An encouragement when preparing to preach on this text, the Epistle assigned for the Last Sunday of the Church Year: Read aloud and meditate on all the assigned readings for the day, praying that the Holy Spirit will enlighten and move you with the truth of the Scriptures which you are reading and on which you are meditating. Take your time.

Psalm 46: the ever-present help-in-trouble God who is our refuge and strength is, indeed, the God who will be exalted among the nations and in the earth. In your meditation, be still and know that this is so, that God is God, your God as well as the God of all the earth.

Malachi 3:13–18: the day of the Lord is coming (include Mal 4:1–2 as something of an exegesis of 3:17–18), and God, the Lord Almighty, who can throw open the floodgates of heaven in blessing and also curse whole nations, indeed is the ruler of heaven and earth. In your meditation, consider not only the power and majesty of the Lord Almighty, but also the call to ethical and obedient behavior. This call is directed to you as well as all of humankind.

Luke 23:27–43: Jesus’s crucifixion is recorded. At the same time that he is being crucified he also shows the nature of his promise, a promise he can make to the thief who asks to be remembered in Jesus’s kingdom, that, indeed, “today you will be with me in paradise” (Lk 23:43b). In your meditation place yourself as the thief who asks to be remembered when Jesus comes into his kingdom. Jesus, the suffering servant, also becomes Christ the King… just not quite yet, for death, descent into hell, and resurrection are yet to come in the gospel story. But the promise is to you. Be still and know the promise of Jesus the Christ.

At a personal level, I am very grateful for the bundling of these passages into the pericopes for this day. The Holy Spirit-guided readings and meditations helped prepare me for approaching, or perhaps rather being approached, by the Colossians passage.

This passage contains the magnificent poetry of 1:15–20. In the face of what appears to be the heresy of positioning Christ as just one of a number of heavenly beings in a hierarchical collection of divine beings and also the political-cultural threat of the place of and authority of Caesar as at least semi-divine, Paul sings (or at least uses) this wonderful hymn that focuses on the being of Jesus Christ. Christ is “firstborn over all creation,” creator of all things, head of the church, “firstborn from among the dead,” and the peacemaker through his blood shed on the cross. Christ is placed into Psalm 46 and Malachi 3! In your meditation consider Christ’s redemption, majesty, sovereignty and rule, not only over the whole world and all of humankind, but also over you.

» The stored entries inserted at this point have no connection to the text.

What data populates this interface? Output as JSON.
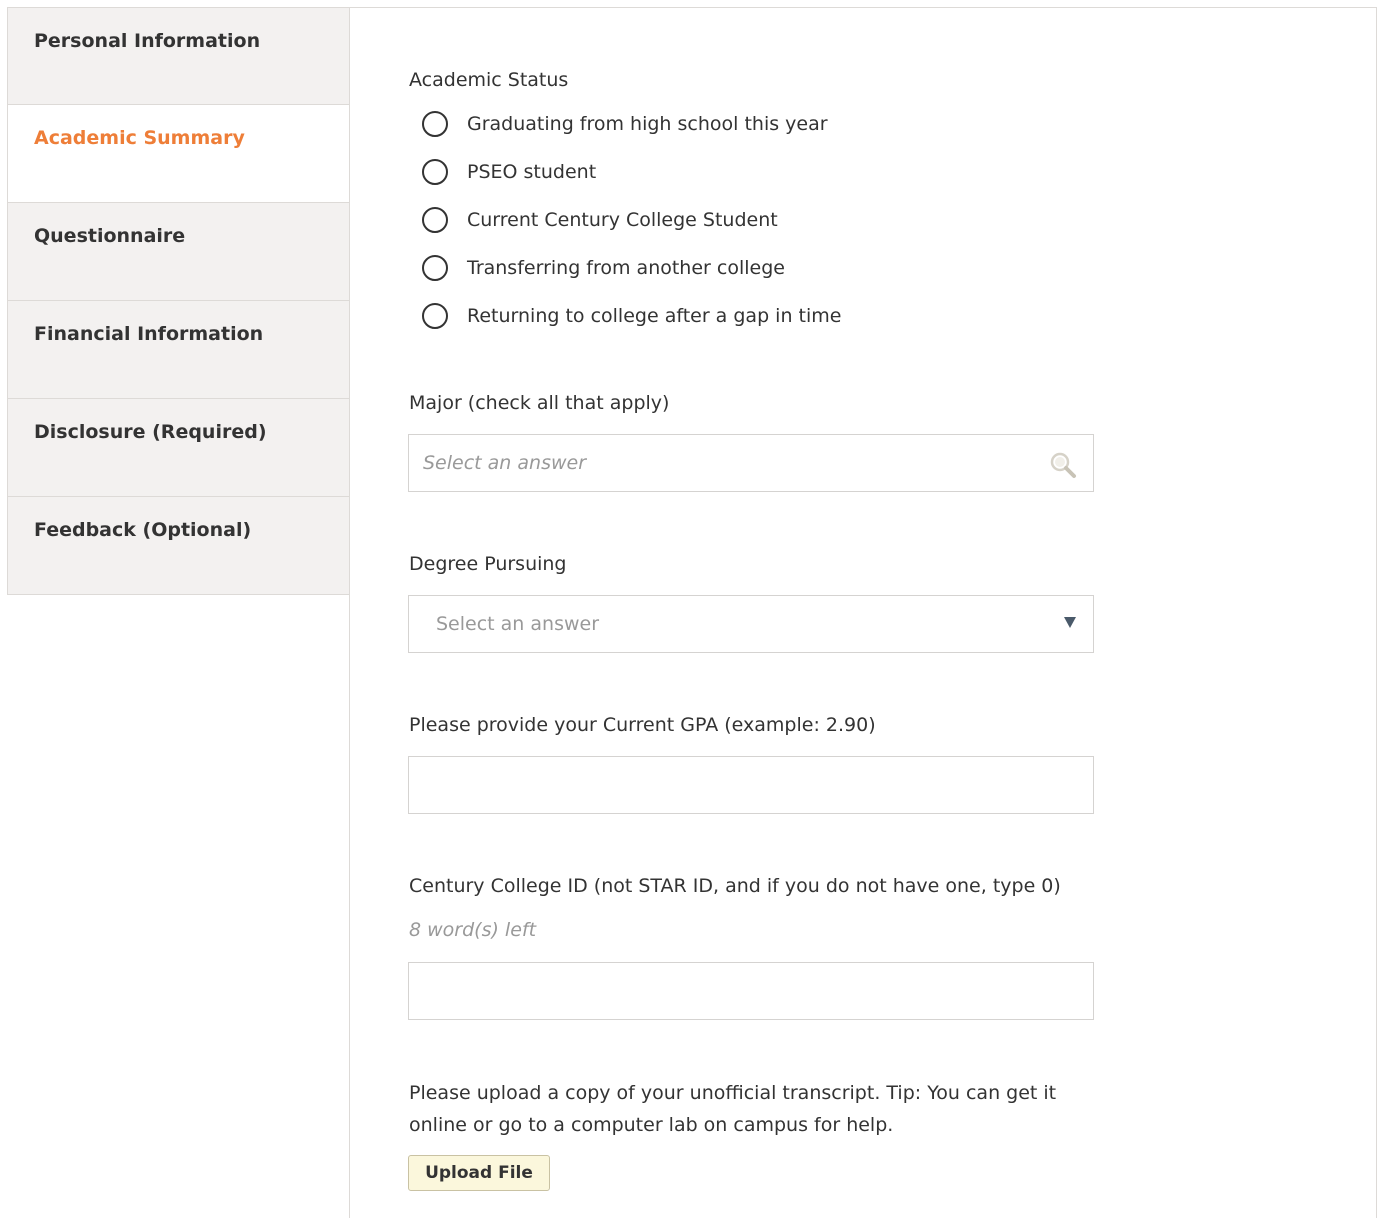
{
  "sidebar": {
    "items": [
      {
        "label": "Personal Information"
      },
      {
        "label": "Academic Summary"
      },
      {
        "label": "Questionnaire"
      },
      {
        "label": "Financial Information"
      },
      {
        "label": "Disclosure (Required)"
      },
      {
        "label": "Feedback (Optional)"
      }
    ],
    "active_index": 1
  },
  "form": {
    "academic_status": {
      "label": "Academic Status",
      "options": [
        "Graduating from high school this year",
        "PSEO student",
        "Current Century College Student",
        "Transferring from another college",
        "Returning to college after a gap in time"
      ]
    },
    "major": {
      "label": "Major (check all that apply)",
      "placeholder": "Select an answer"
    },
    "degree": {
      "label": "Degree Pursuing",
      "placeholder": "Select an answer"
    },
    "gpa": {
      "label": "Please provide your Current GPA (example: 2.90)",
      "value": ""
    },
    "college_id": {
      "label": "Century College ID (not STAR ID, and if you do not have one, type 0)",
      "hint": "8 word(s) left",
      "value": ""
    },
    "transcript": {
      "label": "Please upload a copy of your unofficial transcript. Tip: You can get it online or go to a computer lab on campus for help.",
      "button_label": "Upload File"
    }
  },
  "colors": {
    "accent": "#ee7e38",
    "sidebar_bg": "#f3f1f0",
    "border": "#dddad7",
    "upload_button_bg": "#fbf7dc"
  },
  "icons": {
    "major_search": "search-icon",
    "degree_caret": "caret-down-icon"
  }
}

All this does lead to a living ethic, a behavioral life to “live in a manner worthy of the Lord” (Col 1:10a).

The pattern of attending to all the readings for the day could, then, form the outline for the day’s sermon. Invite your hearers into the readings in much the same way that I have invited you. The readings, in this pattern, build to the great christological hymn, a celebration of the power and majesty of Christ. The building toward this, however, uses these readings from various places and times in the scriptures to prepare us for the overarching reality: Christ the creator, Christ the ruler, Christ the victor, Christ the redeemer, Christ the king.

This overarching reality is not just a big-picture picture, although it is most certainly that. It is also a small-picture picture, for it embraces you and me individually and every person on whom the Holy Spirit has come and who confesses this Christ who “has rescued us from the dominion of darkness” and “in whom we have redemption, the forgiveness of sins” (Col 1:13a, 14).

This, then, also sets the stage for the kind of life we live as well!